Your primary responsibility when oncall is ensuring the operational safety of MIT Open Learning infrastructure.

Answering Pages and Slack Broadcasts

You should action any pages you receive using the MIT OL Oncall Runbook as your primary resource. If the particular page you action isn’t represented in the runbook, after you have mitigated the page you should add a new entry in the runbook with appropriate steps.

If none of the available resources are appropriate for mitigating this page, you should feel free to escalate the page. You can do this by clicking the “Escalate” button in OpsGenie.

If anyone uses the at SRE mechanism on Slack, you should answer their question or help them with their issue. If the request isn’t quick, you should likely create a Github Issue and escalate to your team lead for planning purposes.

Operational Excellence Improvements

As MIT OL oncall your secondary responsibility is to act as operational excellence czar for the duration of your shift during business hours.

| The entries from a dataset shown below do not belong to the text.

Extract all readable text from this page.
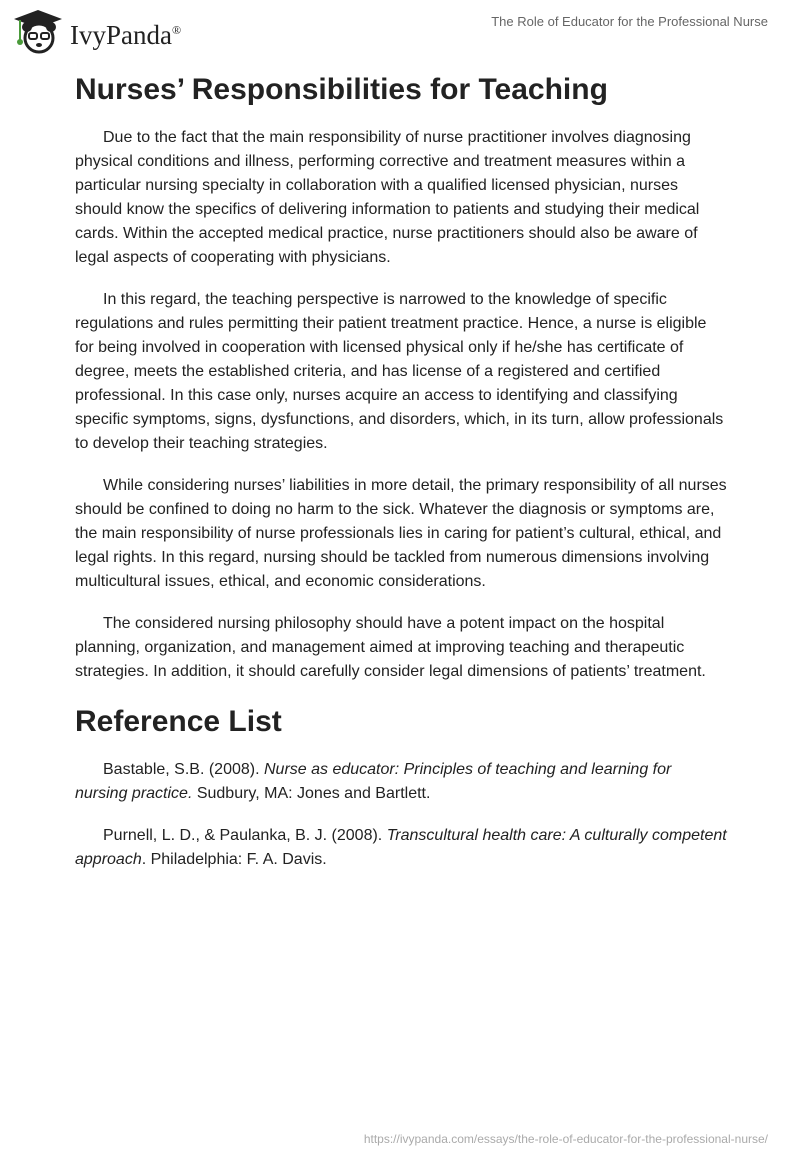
IvyPanda®
The Role of Educator for the Professional Nurse
Nurses’ Responsibilities for Teaching

Due to the fact that the main responsibility of nurse practitioner involves diagnosing physical conditions and illness, performing corrective and treatment measures within a particular nursing specialty in collaboration with a qualified licensed physician, nurses should know the specifics of delivering information to patients and studying their medical cards. Within the accepted medical practice, nurse practitioners should also be aware of legal aspects of cooperating with physicians.

In this regard, the teaching perspective is narrowed to the knowledge of specific regulations and rules permitting their patient treatment practice. Hence, a nurse is eligible for being involved in cooperation with licensed physical only if he/she has certificate of degree, meets the established criteria, and has license of a registered and certified professional. In this case only, nurses acquire an access to identifying and classifying specific symptoms, signs, dysfunctions, and disorders, which, in its turn, allow professionals to develop their teaching strategies.

While considering nurses’ liabilities in more detail, the primary responsibility of all nurses should be confined to doing no harm to the sick. Whatever the diagnosis or symptoms are, the main responsibility of nurse professionals lies in caring for patient’s cultural, ethical, and legal rights. In this regard, nursing should be tackled from numerous dimensions involving multicultural issues, ethical, and economic considerations.

The considered nursing philosophy should have a potent impact on the hospital planning, organization, and management aimed at improving teaching and therapeutic strategies. In addition, it should carefully consider legal dimensions of patients’ treatment.

Reference List

Bastable, S.B. (2008). Nurse as educator: Principles of teaching and learning for nursing practice. Sudbury, MA: Jones and Bartlett.

Purnell, L. D., & Paulanka, B. J. (2008). Transcultural health care: A culturally competent approach. Philadelphia: F. A. Davis.

https://ivypanda.com/essays/the-role-of-educator-for-the-professional-nurse/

This involves creating Github issues where gaps exist in the operational safety of our infrastructure and advocating for existing issues to be resourced, working on them yourself where appropriate.

This generally takes priority over your regular sprint work for the duration of your shift.

Incident Response and “Clarification of Error” Process

As MIT OL oncall you will likely be the first responder in the event of customer facing infrastructure outages.

Obviously, your first job is to extinguish the flames and end the mitigate the cause of the outage.

However, once the heat of the moment has passed, if the outage was siginficant (For example, lasted longer than 10 minutes) then it probably makes sense to leverage the COE process in order to help us improve and grow so we can better serve our customers.

You can find the COE Template Document in Google docs is a great starting point. Feel free to make a copy of this doc and fill it out. The template will prompt you to collect a bunch of data on the incident and answer a number of questions about the outage.

Be sure to do the data gathering piece yourself immediately after the outage concludes or shortly thereafter, and then, either call a team meeting or use one with an open agenda (like our bi-weekly check-in) to present your COE and collaborate on asking and answering the remaining questions.